These schmaltzy novels were rip-offs of the kind of trenchant social critique offered by Dickens and similar authors, recognising the power of tugging on the heartstrings but doing so simply to sell copies without offering solutions to, or motivating change in, any of the broader structural social ills that occasioned the very real suffering they depicted.[5]
Now, these trashy poor-orphan-married-into-wealth novels were immensely popular in their time (Wodehouse readers may recall him sending up the type repeatedly), but were recognised as junk even then. Literature as an artform was taken seriously enough that, despite their popularity, the obvious unoriginality and implausibility of the novels meant they were (rightly) denied serious attention. They made their money and then they faded away. (Though it is worth noting that they are immediate ancestors of the Mills & Boon school of formulaic button-pushing.)
Imagine if one of those novels had spawned a vast fortune, and the possessors of that vast fortune had dedicated it to ensuring that that particular novel was regarded as The Novel, emblematic of the entire medium. They spent fortunes promoting it, made sure that everyone had read it, and that such reading was bound up with memories of family spending time together.
This wouldn’t actually work with fiction, of course. Novel-reading is solitary, so it’s less easily associated with family rivalries or fond family time together. Moreover, our hunger for novelty – pardon the semi-pun – militates against such endless repetition of a single work. But in board games, the network effects discussed earlier push us towards known works to a greater degree than in literature, and the injection of play from the audience means that outdatedness is less immediately obvious and repetitiveness is reduced. And the fact that games are not taken as seriously as literature has meant that the obvious flaws in the game have not been as widely noticed or critiqued, until now – though among aficionados of games they have been widely known for some time.
Why it matters that Monopoly is bad
To be clear once again, the problem is not that the game exists, nor that people enjoy it – indeed, more power to them!
Rather, the problem is that it’s considered emblematic of the medium. Again, this is a game which – by design – causes fights, is tedious, plays on negative emotions, and does little to exercise the brain (when engaged with as intended by its current publishers; clearly it’s fascinating as an object of critical study). It is such a bad example of its kind that it is known to frequently deter people from the entire medium of tabletop games.
Given a limited budget for books (or music or movies…), no sane librarian would spend it on a novel that was so antagonistic and tiresome that it caused a fair number of people who read it to give up on fiction altogether.

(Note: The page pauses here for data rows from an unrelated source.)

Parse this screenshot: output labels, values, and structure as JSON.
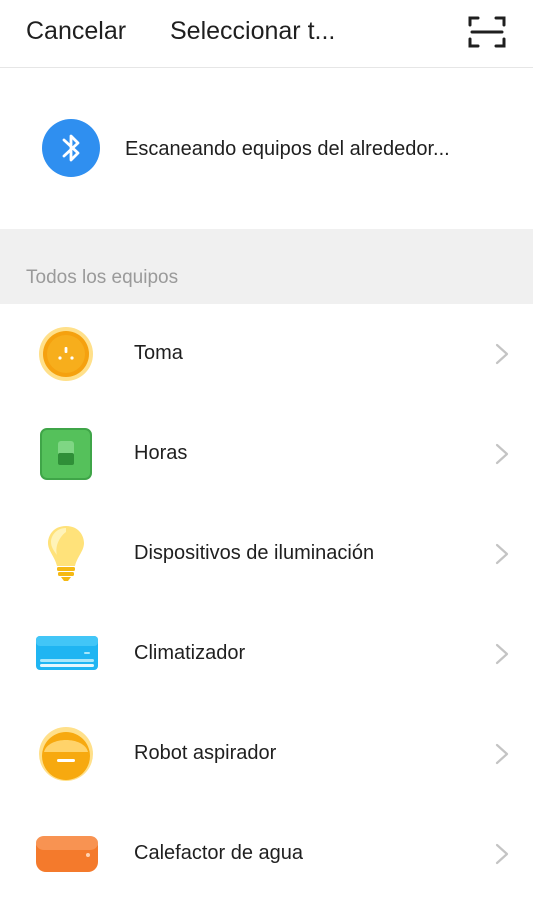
{
  "header": {
    "cancel_label": "Cancelar",
    "title": "Seleccionar t...",
    "scan_icon": "scan-icon"
  },
  "scan": {
    "icon": "bluetooth-icon",
    "text": "Escaneando equipos del alrededor..."
  },
  "section": {
    "label": "Todos los equipos"
  },
  "devices": [
    {
      "label": "Toma",
      "icon": "socket-icon"
    },
    {
      "label": "Horas",
      "icon": "switch-icon"
    },
    {
      "label": "Dispositivos de iluminación",
      "icon": "light-bulb-icon"
    },
    {
      "label": "Climatizador",
      "icon": "air-conditioner-icon"
    },
    {
      "label": "Robot aspirador",
      "icon": "robot-vacuum-icon"
    },
    {
      "label": "Calefactor de agua",
      "icon": "water-heater-icon"
    }
  ],
  "colors": {
    "bluetooth": "#2f8ff0",
    "socket": "#f5a10f",
    "switch": "#55c15b",
    "bulb": "#ffe27a",
    "air_conditioner": "#1fb5f2",
    "vacuum": "#f7a90f",
    "water_heater": "#f47a2c",
    "section_bg": "#f0f0f0"
  }
}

Of course, we might buy such a novel if it was requested enough, or if it was going to be used to study the medium. But given the kind of really limited budget for books that is typically on offer for board games, would we waste it in this way instead of buying something better? I submit that we would politely explain that our priority was to help people access the good stuff, and put a little effort into helping people find that. (My tabletop games bundle is designed as a decent start.)
And I further politely submit that, until such time as our board games budgets are more than the crumbs from our programs and collections budgets, we should do the same with Monopoly.
Endnotes
[1] This paragraph is a potted summary of an excellent book on the subject, Mary Pilon’s The Monopolists. I recommend it as a fascinating, well-researched piece of the best sort of cultural history, one that goes deep into its particular subject but maintains an eye for the wider connections and import of its topic.
[2] And one can’t help but feel that Magie would take it as further proof of her views about the worst of corporate capitalism, as an act of intellectual theft covered by brute-force legal and PR shenanigans, and a co-opting of a radically critical voice to make profit.
[3] Safely contained within the magic circle of play, of course; idealists don’t always anticipate how that can transform the subject matter they’re so earnest about.
[4] To be fair, the appeal of such roleplaying would have been even greater during the Great Depression, when Monopoly became such a massive hit, than it was during the age of robber barons that came before it.
[5] Note the parallel to the co-option of Monopoly from its intended purpose.